CRISTIAN CARRARA: Liber Mundi – Francesco D’Orazio, violin/ Angela Nisi, sop./ Arturo Toscanini Philharmonic/ Matthieu Mantanus – Arts

by | Jul 8, 2012 | SACD & Other Hi-Res Reviews

CRISTIAN CARRARA: Liber Mundi – Francesco D’Orazio, violin/ Angela Nisi, soprano/ Arturo Toscanini Philharmonic/ Matthieu Mantanus, conductor – Arts multichannel SACD 47759-8, 54:25 [Distr. by Albany] **:
Carrara, a young Italian composer, has created a quasi-sacred work that is divided into seven sections that could also serve as individual pieces as well: Mater, Face to Face, Liber Mundi, Tales from the Underground, A Peace Overture, and East West Romance. Each piece features either string orchestra, orchestra with violin (most of the movements), or soprano with orchestra. The accompanying parts are strictly concertante, not concerto at all, and have a sort of Lark Ascending feel to them. The zealously over-effusive notes claim that Carrara is an avowed tonalist, fighting fiercely again the demon atonalists of yesteryear, trying to “win back this simple clarity which had been driven back under the wrong dictate of the avant-garde.”

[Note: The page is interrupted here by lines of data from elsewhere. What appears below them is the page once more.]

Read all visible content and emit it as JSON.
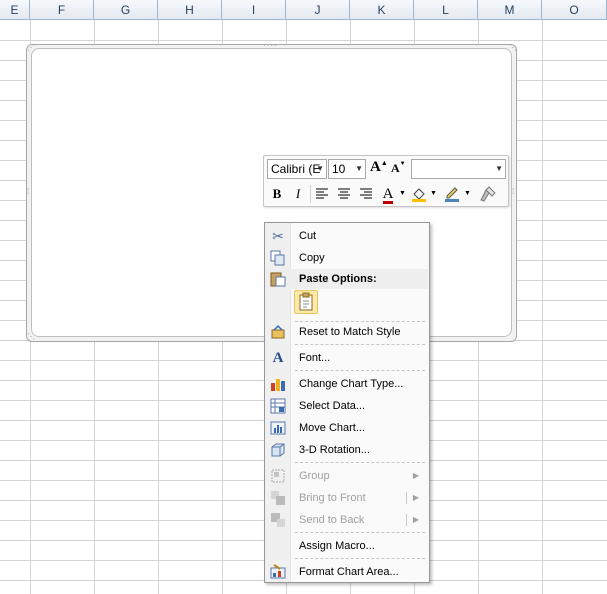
{
  "columns": [
    "E",
    "F",
    "G",
    "H",
    "I",
    "J",
    "K",
    "L",
    "M",
    "O"
  ],
  "mini_toolbar": {
    "font_name": "Calibri (E",
    "font_size": "10",
    "grow_font": "A",
    "shrink_font": "A",
    "style_box": "",
    "bold": "B",
    "italic": "I",
    "font_color_glyph": "A",
    "font_color": "#c00000",
    "fill_color": "#ffc000",
    "line_color": "#4f81bd"
  },
  "context_menu": {
    "items": [
      {
        "label": "Cut",
        "icon": "scissors-icon",
        "enabled": true
      },
      {
        "label": "Copy",
        "icon": "copy-icon",
        "enabled": true
      },
      {
        "label": "Paste Options:",
        "icon": "paste-icon",
        "enabled": true
      },
      {
        "label": "Reset to Match Style",
        "icon": "reset-style-icon",
        "enabled": true
      },
      {
        "label": "Font...",
        "icon": "font-icon",
        "enabled": true
      },
      {
        "label": "Change Chart Type...",
        "icon": "chart-type-icon",
        "enabled": true
      },
      {
        "label": "Select Data...",
        "icon": "select-data-icon",
        "enabled": true
      },
      {
        "label": "Move Chart...",
        "icon": "move-chart-icon",
        "enabled": true
      },
      {
        "label": "3-D Rotation...",
        "icon": "rotation-3d-icon",
        "enabled": true
      },
      {
        "label": "Group",
        "icon": "group-icon",
        "enabled": false
      },
      {
        "label": "Bring to Front",
        "icon": "bring-front-icon",
        "enabled": false
      },
      {
        "label": "Send to Back",
        "icon": "send-back-icon",
        "enabled": false
      },
      {
        "label": "Assign Macro...",
        "icon": "",
        "enabled": true
      },
      {
        "label": "Format Chart Area...",
        "icon": "format-chart-icon",
        "enabled": true
      }
    ]
  }
}
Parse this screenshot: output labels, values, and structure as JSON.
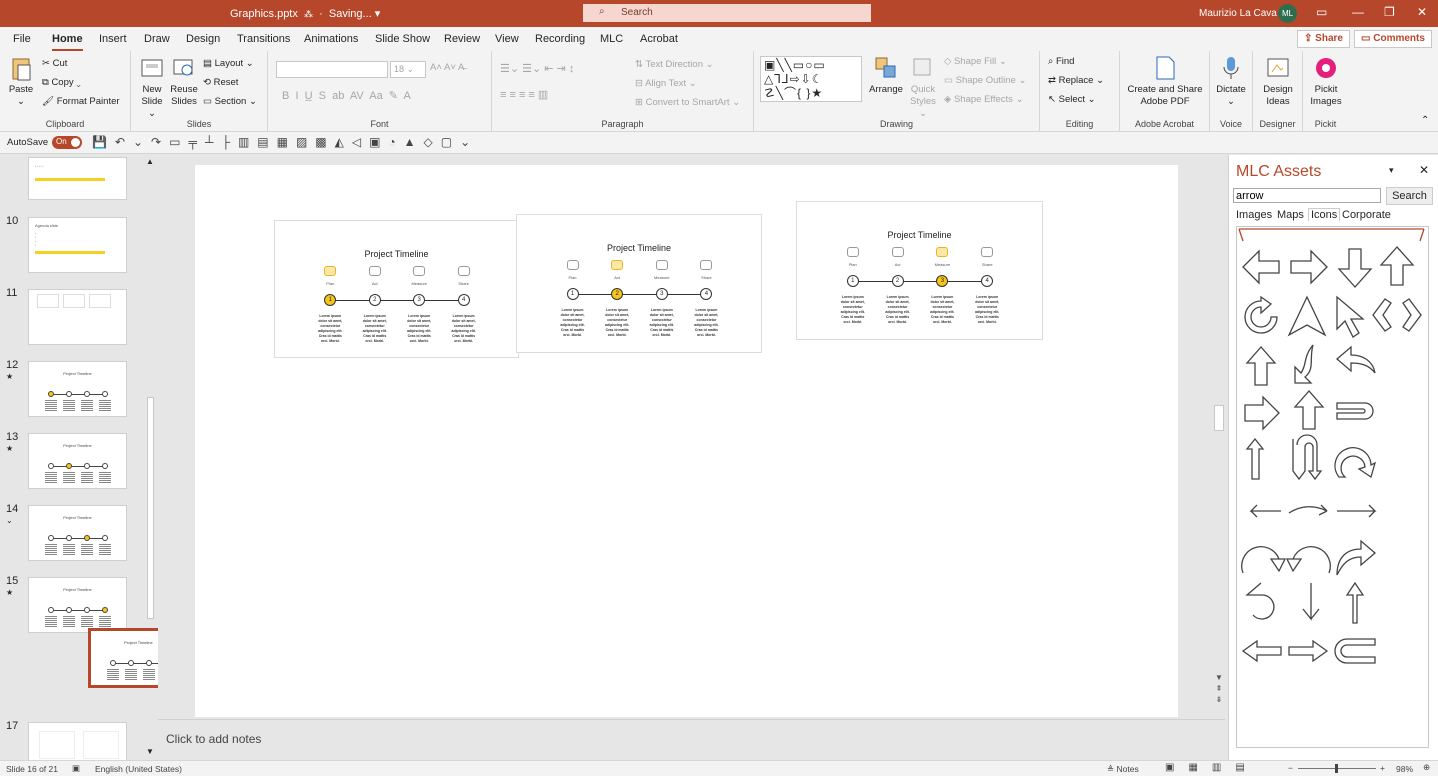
{
  "titlebar": {
    "filename": "Graphics.pptx",
    "saving": "Saving...",
    "search_placeholder": "Search",
    "user_name": "Maurizio La Cava",
    "user_initials": "ML",
    "accent": "#b7472a"
  },
  "menu": {
    "tabs": [
      "File",
      "Home",
      "Insert",
      "Draw",
      "Design",
      "Transitions",
      "Animations",
      "Slide Show",
      "Review",
      "View",
      "Recording",
      "MLC",
      "Acrobat"
    ],
    "active": "Home",
    "share": "Share",
    "comments": "Comments"
  },
  "ribbon": {
    "clipboard": {
      "paste": "Paste",
      "cut": "Cut",
      "copy": "Copy",
      "format_painter": "Format Painter",
      "label": "Clipboard"
    },
    "slides": {
      "new_slide_1": "New",
      "new_slide_2": "Slide",
      "reuse_1": "Reuse",
      "reuse_2": "Slides",
      "layout": "Layout",
      "reset": "Reset",
      "section": "Section",
      "label": "Slides"
    },
    "font": {
      "size": "18",
      "label": "Font"
    },
    "paragraph": {
      "text_direction": "Text Direction",
      "align_text": "Align Text",
      "convert_smartart": "Convert to SmartArt",
      "label": "Paragraph"
    },
    "drawing": {
      "arrange": "Arrange",
      "quick_1": "Quick",
      "quick_2": "Styles",
      "shape_fill": "Shape Fill",
      "shape_outline": "Shape Outline",
      "shape_effects": "Shape Effects",
      "label": "Drawing"
    },
    "editing": {
      "find": "Find",
      "replace": "Replace",
      "select": "Select",
      "label": "Editing"
    },
    "acrobat": {
      "create_1": "Create and Share",
      "create_2": "Adobe PDF",
      "label": "Adobe Acrobat"
    },
    "voice": {
      "dictate": "Dictate",
      "label": "Voice"
    },
    "designer": {
      "ideas_1": "Design",
      "ideas_2": "Ideas",
      "label": "Designer"
    },
    "pickit": {
      "images_1": "Pickit",
      "images_2": "Images",
      "label": "Pickit"
    }
  },
  "qat": {
    "autosave": "AutoSave",
    "toggle": "On"
  },
  "thumbnails": {
    "numbers": [
      "10",
      "11",
      "12",
      "13",
      "14",
      "15",
      "17"
    ],
    "slide10_title": "Agenda slide",
    "drag_title": "Project Timeline"
  },
  "slide": {
    "cards": [
      {
        "title": "Project Timeline",
        "active_step": 1
      },
      {
        "title": "Project Timeline",
        "active_step": 2
      },
      {
        "title": "Project Timeline",
        "active_step": 3
      }
    ],
    "steps": [
      "Plan",
      "Act",
      "Measure",
      "Share"
    ],
    "step_numbers": [
      "1",
      "2",
      "3",
      "4"
    ],
    "body_lines": [
      "Lorem ipsum",
      "dolor sit amet,",
      "consectetur",
      "adipiscing elit.",
      "Cras id mattis",
      "orci. Morbi."
    ]
  },
  "notes": {
    "placeholder": "Click to add notes"
  },
  "assets": {
    "title": "MLC Assets",
    "search_value": "arrow",
    "search_button": "Search",
    "tabs": [
      "Images",
      "Maps",
      "Icons",
      "Corporate"
    ],
    "active_tab": "Icons"
  },
  "status": {
    "slide_info": "Slide 16 of 21",
    "language": "English (United States)",
    "notes": "Notes",
    "zoom": "98%"
  }
}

I am not sure where he has been, but 1) this fight was won a long time ago by a number of highly-skilled tonal composers still doing their thing, and 2) things were never so simple before as what his music presents us here. I hate to say it, especially since the motives seem so very healthy, but this downbeat-heavy, plodding, ponderous, completely uninteresting music wouldn’t win me away from one bar of the most intensive piece by Schoenberg. It’s Hovhaness meets the slowest piece Philip Glass ever composed, and without the underlying contrapuntal and harmonic interest. Honestly I don’t know who might be interested in this music—it’s just not very original, memorable, or skillfully crafted, but might better serve as a film background where not much happens.
The sound is superb, as on most Arts releases, though the violinist seems to have a few intonation issues along the way. The soprano role is nicely turned in Liber Mundi, maybe the best cut on the disc. The rest is simply faux-dramatics, music that quite frankly seems rather amateurish in nature. Maybe history will prove me wrong, or Carrara’s next disc; we shall see.